Kerr points out an interesting theme underlying that question.... Congress just passes laws and, unlike most states, never bothers to have a statutory list of affirmative defenses, what is required for each, and who bears the burden. Most federal defenses thus are created by the courts, without statute, and the question is how should courts figure out what is a defense? The Court seems to have gone in several directions in Dixon.
Majority: Congress is assumed to act against a background of common law defenses. Problem here is to figure out how those were treated, as a generality, in 1968. (Rather like some aspects of originalism, he notes -- try to find an answer in intent, when those acting may never have spoken to, or perhaps not contemplated, the specific question).
Justice Kennedy: Congress is assumed to mean for the courts to recognize defenses, which may evolve over time. Hence question is not limited to the law as it stood in 1968.

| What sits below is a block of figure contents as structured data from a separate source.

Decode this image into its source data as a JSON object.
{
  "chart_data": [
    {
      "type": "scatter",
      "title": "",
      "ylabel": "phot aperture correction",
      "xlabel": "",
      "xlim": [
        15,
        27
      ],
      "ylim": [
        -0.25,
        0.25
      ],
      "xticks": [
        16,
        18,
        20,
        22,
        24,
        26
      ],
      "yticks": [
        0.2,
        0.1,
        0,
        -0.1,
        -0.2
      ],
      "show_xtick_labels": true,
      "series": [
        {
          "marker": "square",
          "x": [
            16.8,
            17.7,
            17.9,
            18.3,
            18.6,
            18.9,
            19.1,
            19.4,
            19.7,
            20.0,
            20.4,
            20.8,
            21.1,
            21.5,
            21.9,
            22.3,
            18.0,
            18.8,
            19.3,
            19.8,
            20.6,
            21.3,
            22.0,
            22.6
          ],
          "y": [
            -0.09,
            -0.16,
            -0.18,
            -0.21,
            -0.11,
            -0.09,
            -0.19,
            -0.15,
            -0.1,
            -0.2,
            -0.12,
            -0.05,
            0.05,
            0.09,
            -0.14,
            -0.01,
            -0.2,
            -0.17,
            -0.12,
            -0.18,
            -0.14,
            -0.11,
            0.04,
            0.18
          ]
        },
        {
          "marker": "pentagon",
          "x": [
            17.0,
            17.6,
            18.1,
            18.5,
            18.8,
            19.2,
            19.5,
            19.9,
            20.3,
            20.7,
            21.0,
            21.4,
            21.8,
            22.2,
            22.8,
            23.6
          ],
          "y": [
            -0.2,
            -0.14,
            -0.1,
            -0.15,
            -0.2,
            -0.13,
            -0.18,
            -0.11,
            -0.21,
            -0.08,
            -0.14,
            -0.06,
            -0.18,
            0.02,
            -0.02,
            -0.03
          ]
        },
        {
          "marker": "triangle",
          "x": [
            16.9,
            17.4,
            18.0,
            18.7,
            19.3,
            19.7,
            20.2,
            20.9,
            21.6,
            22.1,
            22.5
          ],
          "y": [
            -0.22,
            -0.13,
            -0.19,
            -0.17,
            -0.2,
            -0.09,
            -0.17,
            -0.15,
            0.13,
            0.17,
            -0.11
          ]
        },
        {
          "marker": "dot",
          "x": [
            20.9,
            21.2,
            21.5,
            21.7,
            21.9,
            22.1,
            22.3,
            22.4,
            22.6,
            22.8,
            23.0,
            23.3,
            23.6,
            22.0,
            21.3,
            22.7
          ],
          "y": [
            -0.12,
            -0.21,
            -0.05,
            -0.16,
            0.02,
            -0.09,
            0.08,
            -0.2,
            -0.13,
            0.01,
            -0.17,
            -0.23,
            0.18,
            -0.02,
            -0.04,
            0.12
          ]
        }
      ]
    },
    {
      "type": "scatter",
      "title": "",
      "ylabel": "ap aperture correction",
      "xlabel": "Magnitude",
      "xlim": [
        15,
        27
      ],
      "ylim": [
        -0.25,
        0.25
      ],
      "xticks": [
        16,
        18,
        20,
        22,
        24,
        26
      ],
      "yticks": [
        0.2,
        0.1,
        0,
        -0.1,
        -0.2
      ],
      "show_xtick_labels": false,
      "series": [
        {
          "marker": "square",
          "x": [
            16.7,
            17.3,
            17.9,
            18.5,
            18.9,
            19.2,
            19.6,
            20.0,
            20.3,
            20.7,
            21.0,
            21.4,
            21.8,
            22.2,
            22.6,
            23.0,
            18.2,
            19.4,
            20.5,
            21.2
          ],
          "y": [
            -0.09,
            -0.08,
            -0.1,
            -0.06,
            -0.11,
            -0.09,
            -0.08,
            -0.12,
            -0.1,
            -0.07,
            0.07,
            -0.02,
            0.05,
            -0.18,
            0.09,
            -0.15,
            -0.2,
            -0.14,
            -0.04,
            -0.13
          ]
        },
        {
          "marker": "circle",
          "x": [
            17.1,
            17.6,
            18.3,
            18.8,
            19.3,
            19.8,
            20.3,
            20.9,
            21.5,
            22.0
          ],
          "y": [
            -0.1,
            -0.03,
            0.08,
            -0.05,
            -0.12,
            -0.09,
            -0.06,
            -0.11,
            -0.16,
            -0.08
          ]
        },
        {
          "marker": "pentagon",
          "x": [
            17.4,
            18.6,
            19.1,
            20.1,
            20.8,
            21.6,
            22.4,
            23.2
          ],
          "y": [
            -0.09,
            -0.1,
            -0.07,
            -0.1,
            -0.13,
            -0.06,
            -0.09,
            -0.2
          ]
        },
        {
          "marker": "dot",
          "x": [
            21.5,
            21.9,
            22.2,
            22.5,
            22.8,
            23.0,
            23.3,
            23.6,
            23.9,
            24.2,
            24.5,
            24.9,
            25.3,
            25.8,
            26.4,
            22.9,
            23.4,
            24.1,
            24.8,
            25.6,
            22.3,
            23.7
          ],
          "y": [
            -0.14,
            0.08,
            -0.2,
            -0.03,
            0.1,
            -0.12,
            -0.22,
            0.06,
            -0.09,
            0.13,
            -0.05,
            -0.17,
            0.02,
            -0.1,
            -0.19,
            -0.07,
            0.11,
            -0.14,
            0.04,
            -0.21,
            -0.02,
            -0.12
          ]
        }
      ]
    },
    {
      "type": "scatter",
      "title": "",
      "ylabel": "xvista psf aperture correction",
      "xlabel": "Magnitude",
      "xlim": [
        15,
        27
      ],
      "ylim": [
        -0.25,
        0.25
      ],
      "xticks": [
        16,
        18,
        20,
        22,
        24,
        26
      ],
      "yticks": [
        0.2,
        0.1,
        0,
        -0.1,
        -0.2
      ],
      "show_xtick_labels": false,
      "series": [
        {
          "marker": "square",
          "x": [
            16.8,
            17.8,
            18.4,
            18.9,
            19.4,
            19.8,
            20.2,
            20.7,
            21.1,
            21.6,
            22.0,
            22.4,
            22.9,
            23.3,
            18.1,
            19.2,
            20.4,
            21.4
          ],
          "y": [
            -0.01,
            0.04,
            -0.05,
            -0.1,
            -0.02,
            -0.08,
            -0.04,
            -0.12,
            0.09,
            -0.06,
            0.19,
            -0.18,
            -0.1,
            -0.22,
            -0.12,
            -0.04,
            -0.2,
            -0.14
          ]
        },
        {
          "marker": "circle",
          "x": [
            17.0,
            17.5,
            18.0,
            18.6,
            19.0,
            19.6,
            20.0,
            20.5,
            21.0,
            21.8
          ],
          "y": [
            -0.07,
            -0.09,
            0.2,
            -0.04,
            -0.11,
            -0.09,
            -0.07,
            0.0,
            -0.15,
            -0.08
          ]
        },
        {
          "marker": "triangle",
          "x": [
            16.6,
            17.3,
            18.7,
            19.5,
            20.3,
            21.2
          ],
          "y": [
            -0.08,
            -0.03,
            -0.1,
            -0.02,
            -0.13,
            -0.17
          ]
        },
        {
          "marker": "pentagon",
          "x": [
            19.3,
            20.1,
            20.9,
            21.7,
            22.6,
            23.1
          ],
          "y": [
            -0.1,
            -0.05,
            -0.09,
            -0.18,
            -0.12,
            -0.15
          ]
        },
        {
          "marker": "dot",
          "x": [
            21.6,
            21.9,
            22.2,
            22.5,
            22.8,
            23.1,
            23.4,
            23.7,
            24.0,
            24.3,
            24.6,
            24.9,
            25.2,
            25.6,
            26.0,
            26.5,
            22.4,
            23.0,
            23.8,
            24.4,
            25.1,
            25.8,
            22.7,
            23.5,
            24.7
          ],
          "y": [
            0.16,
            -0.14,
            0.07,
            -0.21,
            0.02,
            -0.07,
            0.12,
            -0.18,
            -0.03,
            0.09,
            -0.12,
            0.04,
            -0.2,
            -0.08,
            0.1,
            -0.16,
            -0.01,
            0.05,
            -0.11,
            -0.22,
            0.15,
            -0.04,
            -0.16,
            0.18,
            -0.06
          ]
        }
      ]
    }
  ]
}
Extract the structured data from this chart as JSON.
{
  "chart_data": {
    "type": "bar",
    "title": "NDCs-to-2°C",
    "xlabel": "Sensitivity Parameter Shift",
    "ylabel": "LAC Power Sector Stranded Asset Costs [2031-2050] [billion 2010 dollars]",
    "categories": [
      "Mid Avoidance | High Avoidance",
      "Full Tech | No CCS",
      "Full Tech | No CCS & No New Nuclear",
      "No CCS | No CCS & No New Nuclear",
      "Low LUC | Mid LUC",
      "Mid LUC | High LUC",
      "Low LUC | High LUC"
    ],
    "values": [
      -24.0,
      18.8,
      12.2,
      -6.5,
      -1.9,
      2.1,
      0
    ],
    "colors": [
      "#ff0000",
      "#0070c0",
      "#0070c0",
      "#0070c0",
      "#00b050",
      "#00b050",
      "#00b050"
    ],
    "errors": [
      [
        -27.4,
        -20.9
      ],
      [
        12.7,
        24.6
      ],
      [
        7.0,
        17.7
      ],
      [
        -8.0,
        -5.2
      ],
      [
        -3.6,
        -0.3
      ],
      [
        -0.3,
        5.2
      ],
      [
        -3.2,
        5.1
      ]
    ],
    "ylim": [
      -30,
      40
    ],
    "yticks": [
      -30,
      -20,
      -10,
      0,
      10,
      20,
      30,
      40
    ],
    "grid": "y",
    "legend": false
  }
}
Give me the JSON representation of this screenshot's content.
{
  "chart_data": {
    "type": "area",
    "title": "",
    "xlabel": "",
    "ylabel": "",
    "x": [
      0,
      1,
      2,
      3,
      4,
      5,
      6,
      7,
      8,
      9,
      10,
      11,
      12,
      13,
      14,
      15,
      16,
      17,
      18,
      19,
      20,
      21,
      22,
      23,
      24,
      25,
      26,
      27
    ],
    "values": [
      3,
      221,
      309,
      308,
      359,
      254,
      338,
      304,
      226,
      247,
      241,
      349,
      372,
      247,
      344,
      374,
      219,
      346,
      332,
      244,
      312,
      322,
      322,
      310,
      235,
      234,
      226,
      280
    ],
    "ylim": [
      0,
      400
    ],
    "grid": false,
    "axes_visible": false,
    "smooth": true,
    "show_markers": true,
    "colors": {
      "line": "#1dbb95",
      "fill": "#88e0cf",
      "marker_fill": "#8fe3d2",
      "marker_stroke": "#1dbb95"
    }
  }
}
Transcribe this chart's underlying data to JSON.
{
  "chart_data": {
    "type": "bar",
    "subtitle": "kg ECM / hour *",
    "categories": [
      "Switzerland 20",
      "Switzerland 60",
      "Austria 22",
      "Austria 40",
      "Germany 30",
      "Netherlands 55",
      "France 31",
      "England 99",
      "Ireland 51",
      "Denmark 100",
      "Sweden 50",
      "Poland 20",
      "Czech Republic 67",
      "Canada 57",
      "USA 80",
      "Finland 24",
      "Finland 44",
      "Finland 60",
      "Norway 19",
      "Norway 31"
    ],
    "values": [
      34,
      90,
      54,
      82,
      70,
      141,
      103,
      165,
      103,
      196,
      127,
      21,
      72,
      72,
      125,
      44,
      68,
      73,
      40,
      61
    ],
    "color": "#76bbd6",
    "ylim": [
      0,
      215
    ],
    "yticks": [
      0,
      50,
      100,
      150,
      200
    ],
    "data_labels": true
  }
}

Justice Alito: agrees. It is a strange fiction to assume that everytime Congress enacts a law, it reviews the body of caselaw on affirmative defenses as it then existed. Besides, this would mean that the burden of the same defense might shift around depending on whether the statute involved was enacted in 1940, in 1970, or in 2006.
Justice Breyer: rather like Kennedy, but tends to regard recognizing defenses as a matter of court policy, rather than an inquiry into how the law stands (i.e., what other courts have done).